Though he left the group in 1993, for three decades Wyman was the bassist in The Rolling Stones (significant;y, the group has never officially replaced him). These days his interests – musical and otherwise – no longer center around the Stones, but he’s passionate about what he does. And as I learned in the course of my 2011 interview with Bill Wyman, he’s more than happy to talk about his old group, and does so with characteristically droll wit.
The Small Faces
The music of the Small Faces didn’t make the successful Atlantic crossing, but they’re fondly remembered today. A number of high quality reissues and compilations have helped their reputation by illustrating just how good their music was (and how much of it they created). In early 2014 I interviewed drummer Kenney Jones and keyboardist Ian McLagan about their time in the group. Sadly, McLagan passed away just a few months later.
Yes, it’s true that The Remains weren’t a British group,. But led by Barry Tashian, the Boston-based group did in fact tour with The Beatles on their 1965 USA concert series.

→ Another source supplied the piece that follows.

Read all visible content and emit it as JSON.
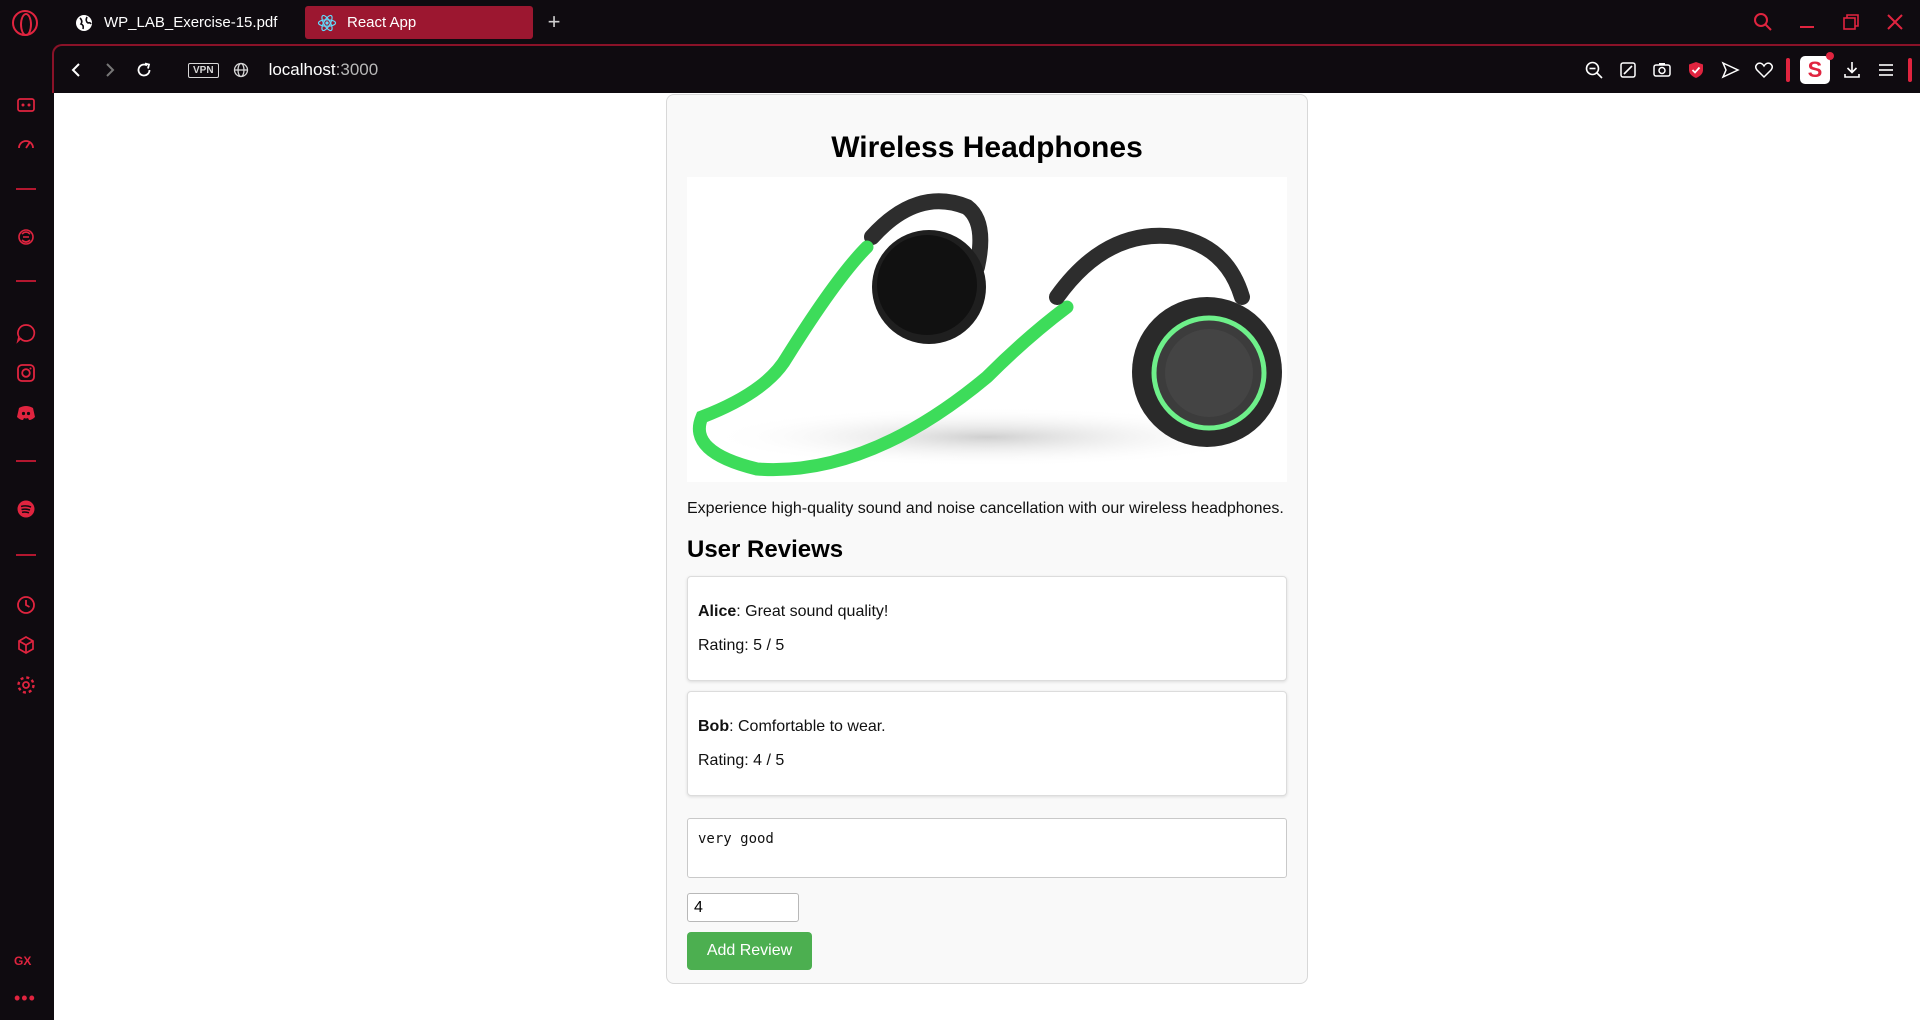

Immortalized in Lenny Kaye‘s garage rock Nuggets compilation, the group left behind a slim but impressive catalog of music. I spoke at great length with The Remains’ Barry Tashian in 2010.
1964: The Tribute
Ever since the 1970s era Beatlemania show, Beatles tribute bands have been an in-demand presence on the concert circuit. In 2012 I interviewed Mark Benson of the group 1964: The Tribute.